Recently, the Guardian came out with its opinion about human rights and increased safety for sex workers. Human rights, they said, are based on the principle that “there are certain things which it is always and everywhere wrong to do.” Sex work, they said, is just wrong and shouldn’t be permitted.
I only had a couple hundred dollars left when I got to town. The month before, the FBI brought Operation Cross Country to Alaska, teaming up with the Palmer and Wasilla police departments to post ads posing as an escort and then arresting 10 customers near Anchorage. At the time, I lived a simple life in the woods and went to Anchorage for one weekend a month to earn my living as an escort. Out in my cabin, with no TV or newspapers, I didn’t hear about the sting operation until I got to town to work and learned that two of my regular customers had been arrested and had their phones taken by the police. Fear of the FBI had spread through the very small world of Anchorage clients, and instead of going home with my usual income for the month, I barely broke even.
I thought that the fear would have blown over and I would have plenty of business, but I thought wrong. I had only one client scheduled. I used my money to get a hotel room, dropped off my disabled auntie who lived with me at the movie theatre. I was down to $50.
Back in the hotel room, I had an inquiry from a new client. Normally, I never would have seen him — he was a clusterfuck of red flags. But I felt desperate, so I told him to come on over before my other client.
He had no intention of being a client, though. He’d come to rape me.
He said that if I screamed or struggled he would tell the police and the hotel that I was a prostitute. Normally I would have laughed at him, made a scene, and just gone to another hotel, but I didn’t have the money for another hotel room, and I had left a disabled old woman who depended on me at the movie theater.
So I put my face in a pillow. I didn’t scream. I didn’t struggle. When he was done, he told me it wasn’t fair that women controlled sex.
Afterwards, I sat in the bathtub. My actual client would arrive in 20 minutes.
I touched my body everywhere, to reclaim it. I talked to myself: “That was rape. Are you OK?”
I felt kind of OK. I hadn’t been afraid for my life or anything.
I thought about the escort who was kidnapped and gang-raped in Philadelphia a few years before, and the judge who decided it was just theft of services. I didn't blame this guy for taking advantage of the opportunity offered to him by a legal system that condones my rape. I blamed the system that told him women like me could be raped with impunity. I blamed the system that scared away good clients and left me with this. I blamed the women on the Internet who often tried to explain to me that I just didn’t know when I was being victimized and so I should be sent to jail, who, in their fierce promotion of “right,” advocated for laws that created situations exactly like this.

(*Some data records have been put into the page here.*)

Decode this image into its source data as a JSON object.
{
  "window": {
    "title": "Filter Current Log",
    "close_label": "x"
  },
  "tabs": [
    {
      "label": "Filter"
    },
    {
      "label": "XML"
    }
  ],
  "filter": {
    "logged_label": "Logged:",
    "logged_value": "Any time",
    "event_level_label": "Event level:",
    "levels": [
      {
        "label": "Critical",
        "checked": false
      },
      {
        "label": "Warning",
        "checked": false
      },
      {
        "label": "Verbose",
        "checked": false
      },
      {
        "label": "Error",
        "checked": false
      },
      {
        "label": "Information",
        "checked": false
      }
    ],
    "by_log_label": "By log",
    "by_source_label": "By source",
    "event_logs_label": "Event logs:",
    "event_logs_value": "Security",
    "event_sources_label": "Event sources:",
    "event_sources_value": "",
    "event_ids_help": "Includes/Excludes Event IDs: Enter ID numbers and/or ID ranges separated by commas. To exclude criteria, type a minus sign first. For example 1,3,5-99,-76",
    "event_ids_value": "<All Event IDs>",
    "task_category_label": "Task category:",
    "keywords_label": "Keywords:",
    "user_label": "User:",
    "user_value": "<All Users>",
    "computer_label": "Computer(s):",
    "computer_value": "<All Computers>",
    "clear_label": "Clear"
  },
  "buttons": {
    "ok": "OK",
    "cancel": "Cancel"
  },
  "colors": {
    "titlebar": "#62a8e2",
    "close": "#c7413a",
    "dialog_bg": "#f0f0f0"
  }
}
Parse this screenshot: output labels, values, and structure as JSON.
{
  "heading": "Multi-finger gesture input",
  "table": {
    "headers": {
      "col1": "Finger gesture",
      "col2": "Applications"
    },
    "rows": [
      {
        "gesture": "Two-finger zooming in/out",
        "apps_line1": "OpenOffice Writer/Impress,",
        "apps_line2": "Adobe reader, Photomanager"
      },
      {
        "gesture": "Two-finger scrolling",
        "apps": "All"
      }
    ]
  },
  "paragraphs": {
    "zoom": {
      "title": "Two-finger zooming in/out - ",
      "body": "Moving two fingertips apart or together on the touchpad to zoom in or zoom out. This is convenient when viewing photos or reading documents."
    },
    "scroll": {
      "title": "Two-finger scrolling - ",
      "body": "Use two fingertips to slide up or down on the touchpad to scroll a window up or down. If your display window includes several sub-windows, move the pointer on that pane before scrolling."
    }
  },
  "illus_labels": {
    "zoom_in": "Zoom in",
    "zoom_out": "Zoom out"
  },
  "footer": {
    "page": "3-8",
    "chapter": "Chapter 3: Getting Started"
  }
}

Last month, Amnesty International issued a draft policy proposal suggesting the decriminalization of consenting adult sex work. The proposal would match positions already taken by the World Health Organization, Human Rights Council, United Nation Convention Against Transnational Organized Crime, the Commission on Human Rights, and UNAIDS. Essentially, they believe that sex workers should be protected, not arrested, and should be allowed to have families, landlords, clients, secretaries, and security guards.
This caused some celebrities to freak out. Lena Dunham, Gloria Steinem, Allison Williams, Kate Winslet, Anne Hathaway, and Meryl Streep, among others, signed on to a letter opposing the proposal. They called women like me “prostituted women” and agreed that we shouldn’t be criminalized, but — like that 2009 Operation Cross Country bust — they want clients and everyone else around us to be arrested. The Global Network of Sex Worker Projects, the International Committee on the Rights of Sex Workers, and other sex worker led organizations have written their own letters urging Amnesty International to choose policy that would increase their safety rather than caving to the demands of movie stars.
Recently, the Guardian came out with its opinion about human rights and increased safety for sex workers. Human rights, they said, are based on the principle that “there are certain things which it is always and everywhere wrong to do.” Sex work, they said, is just wrong and shouldn’t be permitted. In other words, my not existing is more important to them than my safety. It is exactly what I understood that the so called well-meaning feminists really meant when I was sat in that bathtub six years ago after being raped.